A Scale of Difficulty of Comprehension

John Barry, in the opening chapter of his book, The Great Influenza: The Epic Story of the Deadliest Plague In History, points out a great difference between biomedical sciences and the physical sciences. Astronomy, physics and chemistry made their great leaps forward dealing with systems that are relatively simple, and that obey relatively straightforward laws that can be expressed in mathematical equations. Biomedical sciences seek to understand systems that evolved, adapting the preexisting structures and machinery to new functions over and over again. As a result, evolved systems do not function simply, and are not easily described.

He uses the example of building a house today, using the best available technology, to achieve energy efficiency.
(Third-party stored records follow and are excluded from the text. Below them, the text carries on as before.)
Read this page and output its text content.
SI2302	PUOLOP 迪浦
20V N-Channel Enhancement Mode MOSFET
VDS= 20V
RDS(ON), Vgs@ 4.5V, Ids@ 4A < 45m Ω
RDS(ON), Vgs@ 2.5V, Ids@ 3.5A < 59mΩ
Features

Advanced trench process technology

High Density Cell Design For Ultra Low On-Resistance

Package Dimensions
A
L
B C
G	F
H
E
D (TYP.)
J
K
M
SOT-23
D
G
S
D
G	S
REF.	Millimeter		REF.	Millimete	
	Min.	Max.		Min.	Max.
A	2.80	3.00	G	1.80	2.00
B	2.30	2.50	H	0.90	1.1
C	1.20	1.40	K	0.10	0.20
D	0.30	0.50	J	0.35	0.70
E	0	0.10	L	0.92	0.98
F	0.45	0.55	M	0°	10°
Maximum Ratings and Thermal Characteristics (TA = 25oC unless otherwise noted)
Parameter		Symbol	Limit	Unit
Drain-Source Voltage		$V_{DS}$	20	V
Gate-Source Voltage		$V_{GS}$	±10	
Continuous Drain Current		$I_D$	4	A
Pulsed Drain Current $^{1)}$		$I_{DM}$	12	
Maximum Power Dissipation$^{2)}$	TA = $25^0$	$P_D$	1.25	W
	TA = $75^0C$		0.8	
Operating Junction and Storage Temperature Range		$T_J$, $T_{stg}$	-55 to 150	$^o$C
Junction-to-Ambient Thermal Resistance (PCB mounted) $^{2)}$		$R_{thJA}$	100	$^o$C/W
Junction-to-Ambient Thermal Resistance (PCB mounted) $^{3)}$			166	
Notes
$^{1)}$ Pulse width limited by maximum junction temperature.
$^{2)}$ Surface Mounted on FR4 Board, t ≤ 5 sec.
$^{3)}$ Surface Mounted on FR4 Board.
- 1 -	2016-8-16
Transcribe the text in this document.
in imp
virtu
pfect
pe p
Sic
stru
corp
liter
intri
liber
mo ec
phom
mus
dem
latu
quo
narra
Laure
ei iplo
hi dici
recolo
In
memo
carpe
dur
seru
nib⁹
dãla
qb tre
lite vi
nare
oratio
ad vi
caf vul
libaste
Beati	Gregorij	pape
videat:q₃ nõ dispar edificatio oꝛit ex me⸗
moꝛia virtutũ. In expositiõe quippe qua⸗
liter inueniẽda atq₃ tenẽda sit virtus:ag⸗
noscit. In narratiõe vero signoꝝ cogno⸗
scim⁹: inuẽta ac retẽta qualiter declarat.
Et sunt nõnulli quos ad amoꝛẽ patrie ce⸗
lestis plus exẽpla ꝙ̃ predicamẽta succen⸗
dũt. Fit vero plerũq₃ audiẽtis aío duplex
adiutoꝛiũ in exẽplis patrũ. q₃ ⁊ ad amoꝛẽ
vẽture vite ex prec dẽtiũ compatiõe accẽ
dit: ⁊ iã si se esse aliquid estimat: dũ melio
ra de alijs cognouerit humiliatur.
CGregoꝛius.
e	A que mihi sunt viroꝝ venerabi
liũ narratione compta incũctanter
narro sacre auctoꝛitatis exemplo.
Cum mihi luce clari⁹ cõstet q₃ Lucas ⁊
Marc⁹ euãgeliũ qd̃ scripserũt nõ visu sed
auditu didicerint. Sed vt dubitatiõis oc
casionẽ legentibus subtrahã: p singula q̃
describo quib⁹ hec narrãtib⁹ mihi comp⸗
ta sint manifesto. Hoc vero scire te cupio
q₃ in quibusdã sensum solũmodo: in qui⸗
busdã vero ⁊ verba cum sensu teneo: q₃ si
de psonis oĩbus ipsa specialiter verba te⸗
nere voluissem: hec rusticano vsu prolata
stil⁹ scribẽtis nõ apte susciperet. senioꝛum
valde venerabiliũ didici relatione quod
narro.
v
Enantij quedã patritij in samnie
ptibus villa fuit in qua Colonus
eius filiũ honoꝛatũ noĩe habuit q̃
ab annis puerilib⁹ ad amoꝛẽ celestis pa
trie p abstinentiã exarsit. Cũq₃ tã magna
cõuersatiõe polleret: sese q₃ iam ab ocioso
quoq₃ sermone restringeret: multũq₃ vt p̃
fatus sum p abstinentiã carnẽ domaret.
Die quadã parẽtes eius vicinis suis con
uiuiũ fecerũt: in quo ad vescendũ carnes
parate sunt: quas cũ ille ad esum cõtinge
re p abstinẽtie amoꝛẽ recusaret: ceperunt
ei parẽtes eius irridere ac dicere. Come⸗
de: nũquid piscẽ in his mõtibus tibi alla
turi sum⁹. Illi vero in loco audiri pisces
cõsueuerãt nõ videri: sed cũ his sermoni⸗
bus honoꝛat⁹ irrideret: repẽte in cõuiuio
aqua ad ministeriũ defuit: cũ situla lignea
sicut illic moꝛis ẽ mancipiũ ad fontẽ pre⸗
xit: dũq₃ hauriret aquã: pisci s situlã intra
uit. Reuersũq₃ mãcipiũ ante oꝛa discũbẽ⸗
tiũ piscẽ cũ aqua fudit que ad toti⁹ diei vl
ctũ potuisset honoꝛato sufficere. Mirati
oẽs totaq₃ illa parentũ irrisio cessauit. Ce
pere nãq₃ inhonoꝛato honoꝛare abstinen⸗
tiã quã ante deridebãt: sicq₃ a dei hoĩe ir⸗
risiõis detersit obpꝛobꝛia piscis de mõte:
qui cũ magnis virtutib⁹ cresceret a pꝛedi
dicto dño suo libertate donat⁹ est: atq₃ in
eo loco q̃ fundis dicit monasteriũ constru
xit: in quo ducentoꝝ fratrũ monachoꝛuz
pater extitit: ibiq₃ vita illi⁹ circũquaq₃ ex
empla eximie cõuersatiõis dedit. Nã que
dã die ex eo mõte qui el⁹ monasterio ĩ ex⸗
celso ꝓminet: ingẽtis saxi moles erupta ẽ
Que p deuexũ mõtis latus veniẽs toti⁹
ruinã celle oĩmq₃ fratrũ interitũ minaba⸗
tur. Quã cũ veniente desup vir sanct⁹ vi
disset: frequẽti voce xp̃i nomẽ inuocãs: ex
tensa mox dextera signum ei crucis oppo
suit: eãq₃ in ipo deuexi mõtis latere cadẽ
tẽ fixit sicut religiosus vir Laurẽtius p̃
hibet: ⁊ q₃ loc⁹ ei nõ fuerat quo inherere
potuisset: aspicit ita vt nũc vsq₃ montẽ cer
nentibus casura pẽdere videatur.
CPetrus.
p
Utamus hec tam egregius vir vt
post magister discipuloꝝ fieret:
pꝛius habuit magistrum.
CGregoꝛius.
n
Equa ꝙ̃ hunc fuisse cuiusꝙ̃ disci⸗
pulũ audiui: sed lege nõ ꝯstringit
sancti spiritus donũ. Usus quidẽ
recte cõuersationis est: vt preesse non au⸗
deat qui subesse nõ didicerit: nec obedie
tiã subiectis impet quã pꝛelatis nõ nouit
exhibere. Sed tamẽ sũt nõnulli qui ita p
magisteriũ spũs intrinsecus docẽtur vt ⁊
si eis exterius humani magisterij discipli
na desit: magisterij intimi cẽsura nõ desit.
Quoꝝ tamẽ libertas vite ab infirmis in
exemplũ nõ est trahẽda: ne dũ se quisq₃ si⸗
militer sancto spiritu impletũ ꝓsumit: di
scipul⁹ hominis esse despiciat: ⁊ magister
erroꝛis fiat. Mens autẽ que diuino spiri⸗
That is compared to retrofitting a centuries old house to improve its energy efficiency. The functioning of the first would probably be much more intuitive and easy to describe than the functioning of the latter, with its centuries of accumulated modifications designed for different times and different purposes.

Perhaps Barry underestimates the complexity of modern cosmology, but I think his point is interesting and useful. Evolved systems don’t necessarily compartmentalize functions into different, easy to understand anatomical units, and, like the panda’s thumb, don’t always come up with elegant solutions (at least to those who don’t understand the starting point and the path that led to the solution). (And perhaps we would have a different mathematics if calculus had not evolved to describe bodies in motion, and we would today be concerned that physical motion was not easy to describe with the computer programs designed to model complex systems.)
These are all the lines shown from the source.